Arizona has the inherent right to defend its territory and its citizens against invasion. The Second Amendment to the Constitution declares, "A well regulated militia being necessary to the security of a free state, the right of the people to keep and bear arms shall not be infringed." This amendment, usually discussed in regard to the right of citizens to own firearms, has a much broader import. Addressing the fear that states could not depend on the United States to protect them, it affirms that each state has the inherent right to maintain an armed militia for its own security and prohibits the U.S. government from restricting that right.

The Obama administration has declared that the border with Mexico cannot be secured in the absence of comprehensive immigration reform that would include legalization (amnesty) and a path to citizenship for the illegal immigrants already in the United States. This damning admission that the United States is powerless to secure its own borders is tantamount to telling all who wish to illegally enter the United States, for whatever reason, "We can't stop you." If this were true, how would the passage of immigration reform legislation lead to securing the borders?

When a "one time" amnesty was previously granted to three million illegal immigrants, we were told that it would have the effect of securing the borders and stopping the influx of illegal immigration. It did neither and we now are told that we have an estimated 13 million additional illegal immigrants in the United States, who must be legalized in order to secure the border. "Fool me once, shame on you. Fool me twice, shame on me." The American people are not in a mood to be fooled again. A pox on immigration reform! Secure the border, stop the invasion, and then eject the invaders from among us.

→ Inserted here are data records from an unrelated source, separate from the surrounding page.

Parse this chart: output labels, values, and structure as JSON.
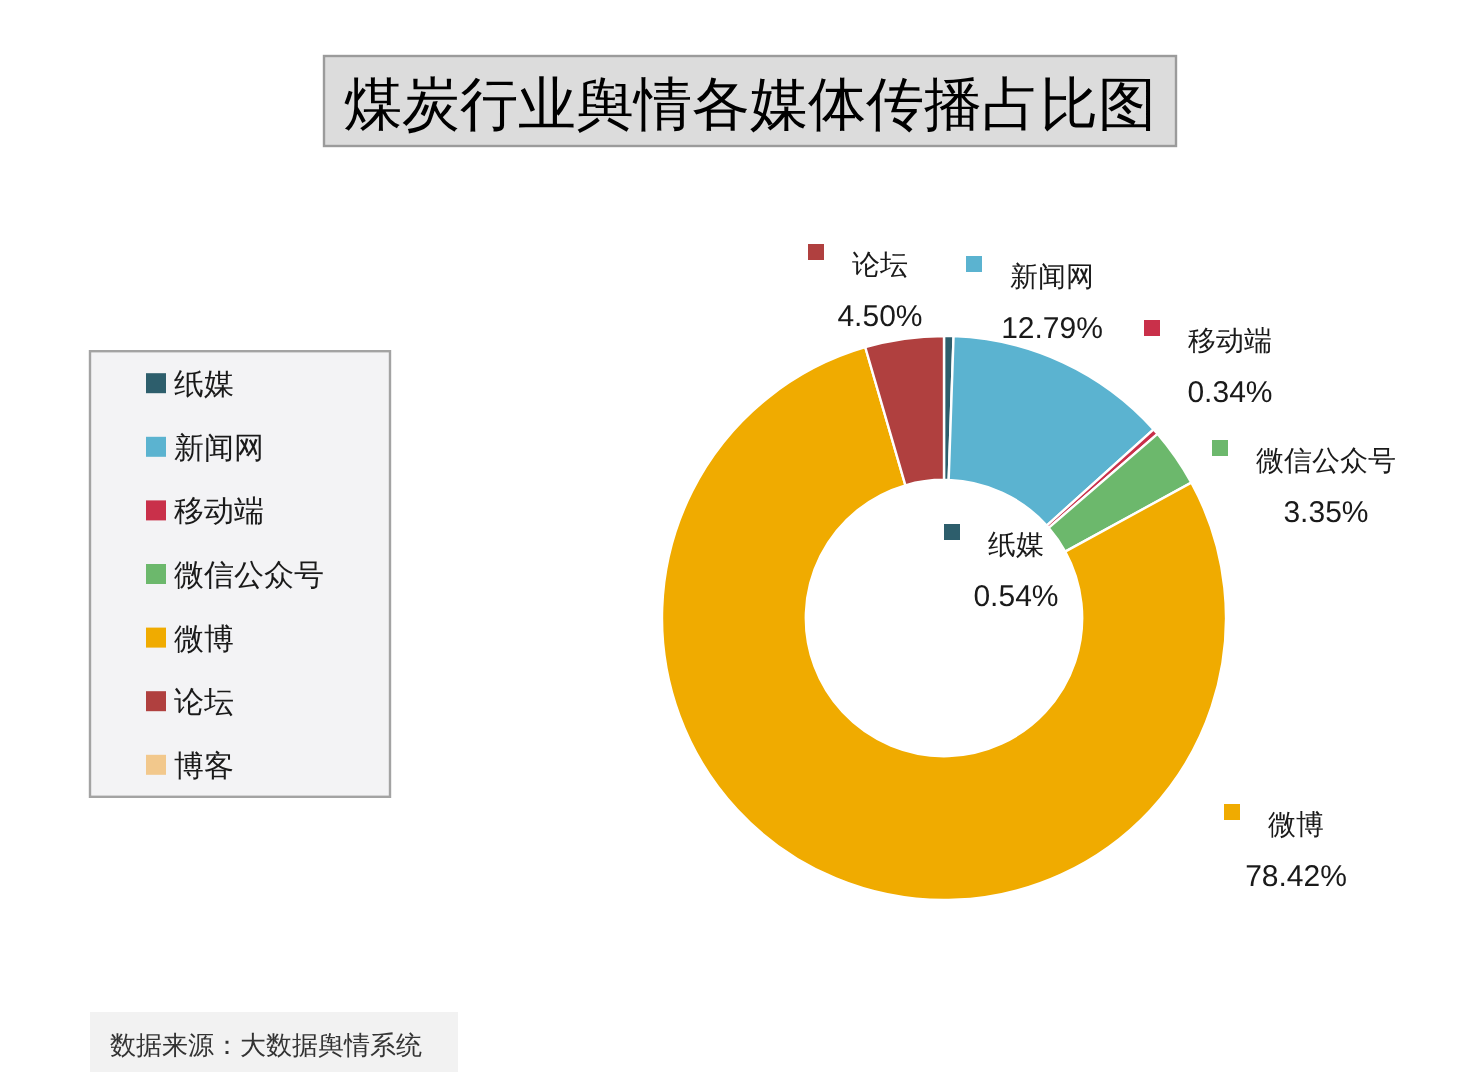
{
  "chart_data": {
    "type": "donut",
    "title": "煤炭行业舆情各媒体传播占比图",
    "categories": [
      "纸媒",
      "新闻网",
      "移动端",
      "微信公众号",
      "微博",
      "论坛",
      "博客"
    ],
    "values": [
      0.54,
      12.79,
      0.34,
      3.35,
      78.42,
      4.5,
      null
    ],
    "colors": [
      "#2d5e6c",
      "#5bb3d0",
      "#c9304a",
      "#6cb86c",
      "#f0ab00",
      "#b0403f",
      "#f2c88c"
    ],
    "value_labels": [
      "0.54%",
      "12.79%",
      "0.34%",
      "3.35%",
      "78.42%",
      "4.50%",
      null
    ],
    "legend": "left",
    "annotations": [
      "数据来源：大数据舆情系统"
    ]
  }
}
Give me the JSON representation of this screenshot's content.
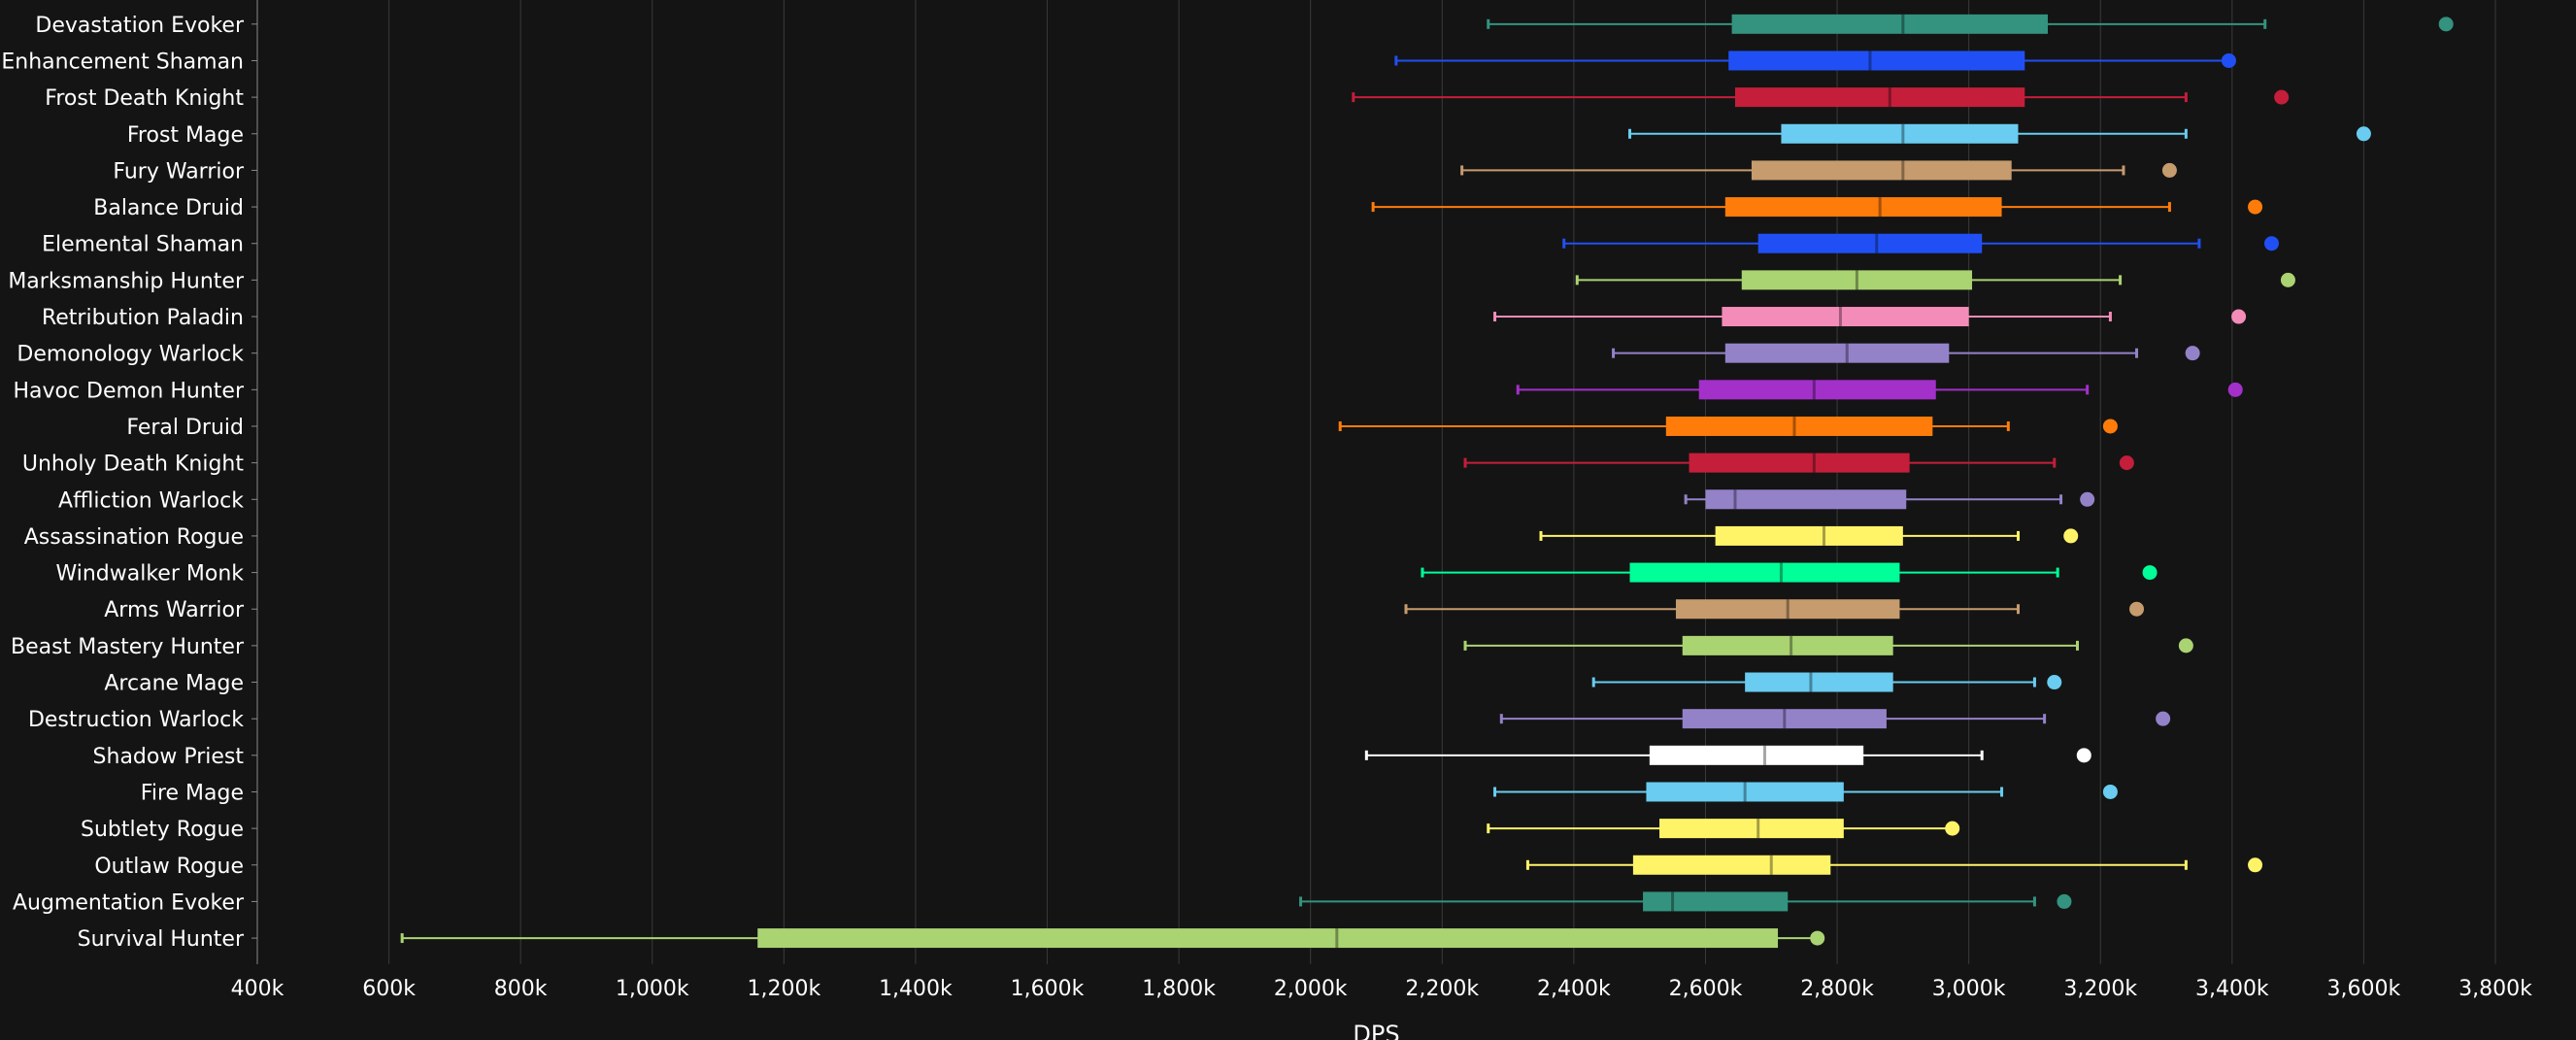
{
  "chart_data": {
    "type": "boxplot",
    "xlabel": "DPS",
    "ylabel": "",
    "xlim": [
      400000,
      3800000
    ],
    "x_ticks": [
      400000,
      600000,
      800000,
      1000000,
      1200000,
      1400000,
      1600000,
      1800000,
      2000000,
      2200000,
      2400000,
      2600000,
      2800000,
      3000000,
      3200000,
      3400000,
      3600000,
      3800000
    ],
    "x_tick_labels": [
      "400k",
      "600k",
      "800k",
      "1,000k",
      "1,200k",
      "1,400k",
      "1,600k",
      "1,800k",
      "2,000k",
      "2,200k",
      "2,400k",
      "2,600k",
      "2,800k",
      "3,000k",
      "3,200k",
      "3,400k",
      "3,600k",
      "3,800k"
    ],
    "grid": true,
    "colors": {
      "background": "#141414",
      "gridline": "#3a3a3a",
      "text": "#ffffff"
    },
    "series": [
      {
        "name": "Devastation Evoker",
        "color": "#33937f",
        "min": 2270000,
        "q1": 2640000,
        "median": 2900000,
        "q3": 3120000,
        "max": 3450000,
        "outlier": 3725000
      },
      {
        "name": "Enhancement Shaman",
        "color": "#2050f5",
        "min": 2130000,
        "q1": 2635000,
        "median": 2850000,
        "q3": 3085000,
        "max": 3395000,
        "outlier": 3395000
      },
      {
        "name": "Frost Death Knight",
        "color": "#c41e3a",
        "min": 2065000,
        "q1": 2645000,
        "median": 2880000,
        "q3": 3085000,
        "max": 3330000,
        "outlier": 3475000
      },
      {
        "name": "Frost Mage",
        "color": "#69ccf0",
        "min": 2485000,
        "q1": 2715000,
        "median": 2900000,
        "q3": 3075000,
        "max": 3330000,
        "outlier": 3600000
      },
      {
        "name": "Fury Warrior",
        "color": "#c69b6d",
        "min": 2230000,
        "q1": 2670000,
        "median": 2900000,
        "q3": 3065000,
        "max": 3235000,
        "outlier": 3305000
      },
      {
        "name": "Balance Druid",
        "color": "#ff7c0a",
        "min": 2095000,
        "q1": 2630000,
        "median": 2865000,
        "q3": 3050000,
        "max": 3305000,
        "outlier": 3435000
      },
      {
        "name": "Elemental Shaman",
        "color": "#2050f5",
        "min": 2385000,
        "q1": 2680000,
        "median": 2860000,
        "q3": 3020000,
        "max": 3350000,
        "outlier": 3460000
      },
      {
        "name": "Marksmanship Hunter",
        "color": "#aad372",
        "min": 2405000,
        "q1": 2655000,
        "median": 2830000,
        "q3": 3005000,
        "max": 3230000,
        "outlier": 3485000
      },
      {
        "name": "Retribution Paladin",
        "color": "#f48cba",
        "min": 2280000,
        "q1": 2625000,
        "median": 2805000,
        "q3": 3000000,
        "max": 3215000,
        "outlier": 3410000
      },
      {
        "name": "Demonology Warlock",
        "color": "#9482c9",
        "min": 2460000,
        "q1": 2630000,
        "median": 2815000,
        "q3": 2970000,
        "max": 3255000,
        "outlier": 3340000
      },
      {
        "name": "Havoc Demon Hunter",
        "color": "#a330c9",
        "min": 2315000,
        "q1": 2590000,
        "median": 2765000,
        "q3": 2950000,
        "max": 3180000,
        "outlier": 3405000
      },
      {
        "name": "Feral Druid",
        "color": "#ff7c0a",
        "min": 2045000,
        "q1": 2540000,
        "median": 2735000,
        "q3": 2945000,
        "max": 3060000,
        "outlier": 3215000
      },
      {
        "name": "Unholy Death Knight",
        "color": "#c41e3a",
        "min": 2235000,
        "q1": 2575000,
        "median": 2765000,
        "q3": 2910000,
        "max": 3130000,
        "outlier": 3240000
      },
      {
        "name": "Affliction Warlock",
        "color": "#9482c9",
        "min": 2570000,
        "q1": 2600000,
        "median": 2645000,
        "q3": 2905000,
        "max": 3140000,
        "outlier": 3180000
      },
      {
        "name": "Assassination Rogue",
        "color": "#fff468",
        "min": 2350000,
        "q1": 2615000,
        "median": 2780000,
        "q3": 2900000,
        "max": 3075000,
        "outlier": 3155000
      },
      {
        "name": "Windwalker Monk",
        "color": "#00ff98",
        "min": 2170000,
        "q1": 2485000,
        "median": 2715000,
        "q3": 2895000,
        "max": 3135000,
        "outlier": 3275000
      },
      {
        "name": "Arms Warrior",
        "color": "#c69b6d",
        "min": 2145000,
        "q1": 2555000,
        "median": 2725000,
        "q3": 2895000,
        "max": 3075000,
        "outlier": 3255000
      },
      {
        "name": "Beast Mastery Hunter",
        "color": "#aad372",
        "min": 2235000,
        "q1": 2565000,
        "median": 2730000,
        "q3": 2885000,
        "max": 3165000,
        "outlier": 3330000
      },
      {
        "name": "Arcane Mage",
        "color": "#69ccf0",
        "min": 2430000,
        "q1": 2660000,
        "median": 2760000,
        "q3": 2885000,
        "max": 3100000,
        "outlier": 3130000
      },
      {
        "name": "Destruction Warlock",
        "color": "#9482c9",
        "min": 2290000,
        "q1": 2565000,
        "median": 2720000,
        "q3": 2875000,
        "max": 3115000,
        "outlier": 3295000
      },
      {
        "name": "Shadow Priest",
        "color": "#ffffff",
        "min": 2085000,
        "q1": 2515000,
        "median": 2690000,
        "q3": 2840000,
        "max": 3020000,
        "outlier": 3175000
      },
      {
        "name": "Fire Mage",
        "color": "#69ccf0",
        "min": 2280000,
        "q1": 2510000,
        "median": 2660000,
        "q3": 2810000,
        "max": 3050000,
        "outlier": 3215000
      },
      {
        "name": "Subtlety Rogue",
        "color": "#fff468",
        "min": 2270000,
        "q1": 2530000,
        "median": 2680000,
        "q3": 2810000,
        "max": 2975000,
        "outlier": 2975000
      },
      {
        "name": "Outlaw Rogue",
        "color": "#fff468",
        "min": 2330000,
        "q1": 2490000,
        "median": 2700000,
        "q3": 2790000,
        "max": 3330000,
        "outlier": 3435000
      },
      {
        "name": "Augmentation Evoker",
        "color": "#33937f",
        "min": 1985000,
        "q1": 2505000,
        "median": 2550000,
        "q3": 2725000,
        "max": 3100000,
        "outlier": 3145000
      },
      {
        "name": "Survival Hunter",
        "color": "#aad372",
        "min": 620000,
        "q1": 1160000,
        "median": 2040000,
        "q3": 2710000,
        "max": 2770000,
        "outlier": 2770000
      }
    ]
  }
}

I propose a comprehensive plan to secure the U.S./Mexico border. Arizona's new law designed to encourage more vigorous enforcement of federal immigration laws, though laudable, does nothing to remedy the government's failure and refusal to secure the border. Arizona, joined by as many states as are likeminded, should pursue legal action against the United States to compel it to obey the mandate of Article IV, Section 4 of the Constitution to protect the states from invasion.

Additionally, each of the border states, which have not already done so, should adopt legislation establishing a state militia for the purpose of securing their borders with Mexico, and issue calls for voluntary enlistments of its citizens, and citizens of other states, in numbers sufficient to repel and prevent further invasion of their respective territories. A secure border would benefit every state in the Union. Therefore, the states bearing the burden of securing the border would be justified in seeking voluntary financial contributions from their sister states to help defray the cost.

Having declared that the border cannot be secured absent immigration reform, the president may feel compelled to make certain that Arizona does not secure the border and thereby undercut his efforts to enact comprehensive immigration reform. He may, at last, send National Guard troops to the border in force, not to defend Arizona, but to prevent harm to foreign invaders. Lastly, he will probably apologize to Mexico because the people of Arizona had the audacity to insist that foreigners, seeking to enter this country illegally from Mexico, be stopped at the border.

Lawrence L. Pauley is a retired attorney and federal administrative law judge. He resides in Huntington.